Komprise Co-founder Krishna Subramanian on what data observability means in unstructured data management and how you can start to generate this intelligence.
In DevOps and IT circles, the word “observability” has been bandied about for the past few years. Observability is one of those hot and trendy terms which also means different things to different people. Yet the goal is generally the same: how can we observe our environment and then proactively and even automatically make fixes to things that aren’t working, are anomalous, suspicious and/or could potentially cause a disastrous outcome? Such outcomes could include a network failure, a security breach, a server reaching capacity, or in the unstructured data management world – something else entirely.
People managing unstructured data don’t often think about observability; they’re simply trying to maintain high performance file data storage systems, reliable, secure access to their data and control costs. They prefer not to hear from users (much less executives and department heads) that access time is sluggish or their data seems to be somehow “missing.” A data observability practice can aid those goals and protect data for long-term needs.
In this Q&A, Komprise COO Krishna Subramanian talks about what data observability means in unstructured data management and how you can start to generate this intelligence.
What do we mean by unstructured data observability?

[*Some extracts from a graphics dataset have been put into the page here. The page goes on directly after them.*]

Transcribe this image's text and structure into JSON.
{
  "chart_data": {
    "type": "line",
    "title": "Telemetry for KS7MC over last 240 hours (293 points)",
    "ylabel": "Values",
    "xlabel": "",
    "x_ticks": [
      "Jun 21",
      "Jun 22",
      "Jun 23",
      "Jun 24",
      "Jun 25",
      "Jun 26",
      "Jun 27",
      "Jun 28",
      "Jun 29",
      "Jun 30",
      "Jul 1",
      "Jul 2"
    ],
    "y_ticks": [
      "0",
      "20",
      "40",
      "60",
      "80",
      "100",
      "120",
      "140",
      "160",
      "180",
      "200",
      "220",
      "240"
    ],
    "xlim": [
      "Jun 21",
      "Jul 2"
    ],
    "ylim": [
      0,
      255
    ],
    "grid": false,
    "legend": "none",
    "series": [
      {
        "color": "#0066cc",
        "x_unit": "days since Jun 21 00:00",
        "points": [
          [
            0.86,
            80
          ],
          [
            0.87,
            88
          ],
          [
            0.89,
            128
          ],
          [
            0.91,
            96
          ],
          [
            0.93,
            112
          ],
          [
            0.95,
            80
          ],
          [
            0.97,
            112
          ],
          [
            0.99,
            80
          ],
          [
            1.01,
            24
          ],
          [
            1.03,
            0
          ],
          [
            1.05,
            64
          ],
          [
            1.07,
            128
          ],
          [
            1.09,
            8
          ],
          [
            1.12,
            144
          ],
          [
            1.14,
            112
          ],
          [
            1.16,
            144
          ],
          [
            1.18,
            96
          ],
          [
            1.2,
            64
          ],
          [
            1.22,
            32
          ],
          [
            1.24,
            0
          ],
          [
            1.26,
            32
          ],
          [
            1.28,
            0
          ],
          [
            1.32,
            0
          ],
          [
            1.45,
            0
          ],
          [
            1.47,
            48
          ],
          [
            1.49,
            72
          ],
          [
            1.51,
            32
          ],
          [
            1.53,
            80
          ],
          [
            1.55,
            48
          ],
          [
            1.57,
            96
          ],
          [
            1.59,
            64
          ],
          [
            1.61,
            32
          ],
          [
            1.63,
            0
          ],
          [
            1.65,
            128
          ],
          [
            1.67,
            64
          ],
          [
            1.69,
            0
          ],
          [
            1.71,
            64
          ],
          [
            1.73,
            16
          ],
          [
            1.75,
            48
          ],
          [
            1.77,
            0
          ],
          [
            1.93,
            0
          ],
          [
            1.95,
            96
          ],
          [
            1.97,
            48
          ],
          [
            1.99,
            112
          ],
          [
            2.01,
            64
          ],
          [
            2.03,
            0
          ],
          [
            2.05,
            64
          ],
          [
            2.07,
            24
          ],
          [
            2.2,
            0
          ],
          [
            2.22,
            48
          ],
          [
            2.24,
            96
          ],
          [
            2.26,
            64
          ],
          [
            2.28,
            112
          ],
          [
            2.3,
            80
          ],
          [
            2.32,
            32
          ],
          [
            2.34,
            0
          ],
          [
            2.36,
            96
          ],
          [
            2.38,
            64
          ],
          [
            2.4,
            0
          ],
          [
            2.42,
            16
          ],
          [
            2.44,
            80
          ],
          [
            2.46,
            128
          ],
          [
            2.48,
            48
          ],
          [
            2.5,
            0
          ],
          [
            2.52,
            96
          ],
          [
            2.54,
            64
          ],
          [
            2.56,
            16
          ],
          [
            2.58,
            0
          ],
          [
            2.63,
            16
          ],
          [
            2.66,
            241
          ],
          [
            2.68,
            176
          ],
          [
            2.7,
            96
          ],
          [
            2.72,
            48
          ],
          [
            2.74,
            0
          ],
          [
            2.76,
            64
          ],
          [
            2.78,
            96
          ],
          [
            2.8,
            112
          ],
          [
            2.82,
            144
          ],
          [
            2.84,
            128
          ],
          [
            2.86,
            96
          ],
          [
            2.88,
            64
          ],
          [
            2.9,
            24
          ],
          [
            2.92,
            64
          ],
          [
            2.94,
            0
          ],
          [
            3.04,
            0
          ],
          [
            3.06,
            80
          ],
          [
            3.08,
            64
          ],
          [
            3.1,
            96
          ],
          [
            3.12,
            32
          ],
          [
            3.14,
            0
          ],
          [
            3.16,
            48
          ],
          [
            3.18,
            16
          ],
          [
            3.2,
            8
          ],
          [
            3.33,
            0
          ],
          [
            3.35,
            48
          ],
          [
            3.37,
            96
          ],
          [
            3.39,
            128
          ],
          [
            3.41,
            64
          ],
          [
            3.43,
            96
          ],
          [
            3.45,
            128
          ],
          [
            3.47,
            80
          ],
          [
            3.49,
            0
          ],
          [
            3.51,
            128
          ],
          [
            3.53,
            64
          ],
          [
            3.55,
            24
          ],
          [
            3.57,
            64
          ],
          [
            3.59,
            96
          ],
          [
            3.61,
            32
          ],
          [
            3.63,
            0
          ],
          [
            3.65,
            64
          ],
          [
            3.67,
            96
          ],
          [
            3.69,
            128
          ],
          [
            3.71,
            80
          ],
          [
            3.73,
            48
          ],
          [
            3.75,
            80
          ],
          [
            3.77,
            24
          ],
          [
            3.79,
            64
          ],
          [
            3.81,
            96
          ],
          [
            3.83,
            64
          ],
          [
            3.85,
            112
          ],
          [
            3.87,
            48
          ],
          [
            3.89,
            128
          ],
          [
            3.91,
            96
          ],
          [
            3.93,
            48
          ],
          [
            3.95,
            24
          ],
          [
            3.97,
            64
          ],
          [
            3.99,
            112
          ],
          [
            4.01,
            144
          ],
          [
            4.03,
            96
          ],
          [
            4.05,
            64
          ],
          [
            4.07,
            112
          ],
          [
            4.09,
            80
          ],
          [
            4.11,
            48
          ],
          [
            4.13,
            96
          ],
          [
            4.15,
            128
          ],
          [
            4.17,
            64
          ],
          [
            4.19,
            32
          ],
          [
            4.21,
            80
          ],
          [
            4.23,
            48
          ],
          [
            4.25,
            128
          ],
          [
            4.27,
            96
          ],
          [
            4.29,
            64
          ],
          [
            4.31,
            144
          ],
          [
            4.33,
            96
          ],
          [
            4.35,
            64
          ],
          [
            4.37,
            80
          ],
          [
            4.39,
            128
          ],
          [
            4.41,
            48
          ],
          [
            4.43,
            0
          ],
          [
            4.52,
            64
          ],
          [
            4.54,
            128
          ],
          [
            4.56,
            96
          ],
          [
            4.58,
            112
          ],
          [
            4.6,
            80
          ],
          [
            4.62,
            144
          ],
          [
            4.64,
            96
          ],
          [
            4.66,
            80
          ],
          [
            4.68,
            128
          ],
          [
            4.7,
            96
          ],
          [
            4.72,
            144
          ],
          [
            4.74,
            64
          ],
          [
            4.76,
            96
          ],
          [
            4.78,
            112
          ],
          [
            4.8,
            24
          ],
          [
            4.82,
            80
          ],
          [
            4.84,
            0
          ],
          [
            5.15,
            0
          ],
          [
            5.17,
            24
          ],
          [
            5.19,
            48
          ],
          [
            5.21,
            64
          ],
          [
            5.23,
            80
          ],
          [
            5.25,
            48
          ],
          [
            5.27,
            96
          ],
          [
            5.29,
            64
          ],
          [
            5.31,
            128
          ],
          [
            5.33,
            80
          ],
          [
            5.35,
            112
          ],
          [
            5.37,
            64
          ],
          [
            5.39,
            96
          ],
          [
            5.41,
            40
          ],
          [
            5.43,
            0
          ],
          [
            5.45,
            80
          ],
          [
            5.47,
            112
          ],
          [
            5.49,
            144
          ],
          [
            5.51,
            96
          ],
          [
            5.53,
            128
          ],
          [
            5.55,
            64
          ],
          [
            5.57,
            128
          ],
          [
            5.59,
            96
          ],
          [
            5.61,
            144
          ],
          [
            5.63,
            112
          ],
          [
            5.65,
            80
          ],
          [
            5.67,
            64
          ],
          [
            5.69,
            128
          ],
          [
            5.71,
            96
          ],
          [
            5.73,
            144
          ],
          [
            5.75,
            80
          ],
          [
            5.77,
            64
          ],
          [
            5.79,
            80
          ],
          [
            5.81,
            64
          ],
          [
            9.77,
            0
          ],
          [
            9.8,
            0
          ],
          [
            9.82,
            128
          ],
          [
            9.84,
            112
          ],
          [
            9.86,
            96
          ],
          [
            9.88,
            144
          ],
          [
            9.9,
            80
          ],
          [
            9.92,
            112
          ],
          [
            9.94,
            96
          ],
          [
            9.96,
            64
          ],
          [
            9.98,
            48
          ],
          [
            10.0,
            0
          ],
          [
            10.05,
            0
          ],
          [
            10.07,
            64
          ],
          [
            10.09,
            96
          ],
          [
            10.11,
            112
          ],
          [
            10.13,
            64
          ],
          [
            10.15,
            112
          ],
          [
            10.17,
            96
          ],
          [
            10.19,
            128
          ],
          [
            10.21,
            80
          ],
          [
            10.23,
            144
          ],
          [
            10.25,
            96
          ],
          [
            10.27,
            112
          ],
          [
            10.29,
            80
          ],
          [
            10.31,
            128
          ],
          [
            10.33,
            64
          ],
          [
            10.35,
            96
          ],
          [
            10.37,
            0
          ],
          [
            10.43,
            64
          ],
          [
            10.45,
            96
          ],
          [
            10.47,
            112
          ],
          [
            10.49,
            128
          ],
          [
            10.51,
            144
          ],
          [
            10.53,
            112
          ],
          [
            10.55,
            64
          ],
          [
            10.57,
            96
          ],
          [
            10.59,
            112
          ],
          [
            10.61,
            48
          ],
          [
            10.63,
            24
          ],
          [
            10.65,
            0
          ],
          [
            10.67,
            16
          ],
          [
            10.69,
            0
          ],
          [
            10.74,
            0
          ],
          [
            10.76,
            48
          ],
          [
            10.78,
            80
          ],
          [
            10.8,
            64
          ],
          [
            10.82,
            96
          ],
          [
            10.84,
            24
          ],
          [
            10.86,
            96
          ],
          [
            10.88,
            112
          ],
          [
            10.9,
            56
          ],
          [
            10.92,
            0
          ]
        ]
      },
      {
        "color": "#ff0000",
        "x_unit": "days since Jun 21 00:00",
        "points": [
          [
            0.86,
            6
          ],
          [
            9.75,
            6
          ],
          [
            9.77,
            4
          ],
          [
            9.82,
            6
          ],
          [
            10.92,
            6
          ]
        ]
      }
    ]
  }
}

Data observability is more than monitoring and alerts when it comes to unstructured data. It can provide a complete view of the files in an organization, regardless of where they are being stored, how they are being used and by whom, how fast data is growing, and any out-of-ordinary data storage and access patterns. This visibility gives organizations the means to reactively solve problems and hopefully, proactively prevent future problems from occurring. Unstructured data observability with analytics and reporting can also help increase collaboration across teams, improve planning, and help troubleshoot issues faster and more efficiently. Unstructured data observability gives insights into issues such as sensitive data being stored where it should not be. It may be useful to integrate data observability tools with IT service management software such as ServiceNow and Splunk.
What are some of those data observability metrics and findings that IT should be tracking?
This list is bound to grow with AI requirements, but here are a few points you can track on your unstructured data:
· Data growth rates
· Top file types and if they change or grow suddenly
· Top data owners and if they change or grow suddenly
· Zombie data amounts and changes
· Orphaned data amounts and changes
· Storage capacity metrics
· Data access speeds
· Percent hot data
· Percent cold data
· Percent data on source
· Percent data modified, moved, new, free and full, on storage
· Sensitive data
What emerging technology trends do you foresee shaping the future of unstructured data observability, and how can organizations leverage these trends to enhance their data monitoring and troubleshooting capabilities?
AI and data governance are two major areas that can aid unstructured data observability. AI can help by spotting anomalies and trends faster and by enriching the contextual and other information about your file and object data across hybrid cloud storage. Richer metadata can improve unstructured data observability by providing more dimensions for analytics, making it easier to spot trends, anomalies and issues. For instance, metadata tags for PII or IP can show IT if and where sensitive data is stored out of compliance.
Unstructured data observability goes hand-in-hand with data governance programs because security vulnerabilities, unusual activity such as a large amount of deletes or a user’s personal folders spiking quickly in size can indicate a security or compliance incident. Unstructured data management solutions allow IT users to drill down into directories and file shares to investigate potential problems that have been alerted by IT monitoring and cybersecurity systems.
Does data observability help with ransomware defense?
Absolutely. With the ability to get more insights on data in storage, IT teams can make better decisions for its management, and this includes reducing the on-premises footprint of attack. For instance, if you can see that the organization has 65% of data that is “cold” and hasn’t been touched in more than two years, then it’s an easy decision to move that data to object storage in the cloud. That way, it’s out of the data center attack surface and if stored in immutable object storage, it’s further protected as ransomware actors cannot modify or delete it.
What are some best practices for implementing a data observability strategy within an organization, particularly in complex environments with hybrid data pipelines and diverse data sources?
Many organizations say data observability is a modern moniker for data monitoring. If instead, they viewed unstructured data observability as a broader topic encompassing data analytics and reporting that feed into actionable unstructured data management, then observability becomes a much richer function that can not only help resolve issues faster but also proactively grow the value of the data that is growing the fastest and costing you the most. Since data is retained for long periods of time, it makes sense that data observability goes beyond alerting and near-term reporting to focus on longer term trends which help IT proactively manage and assess the data estate.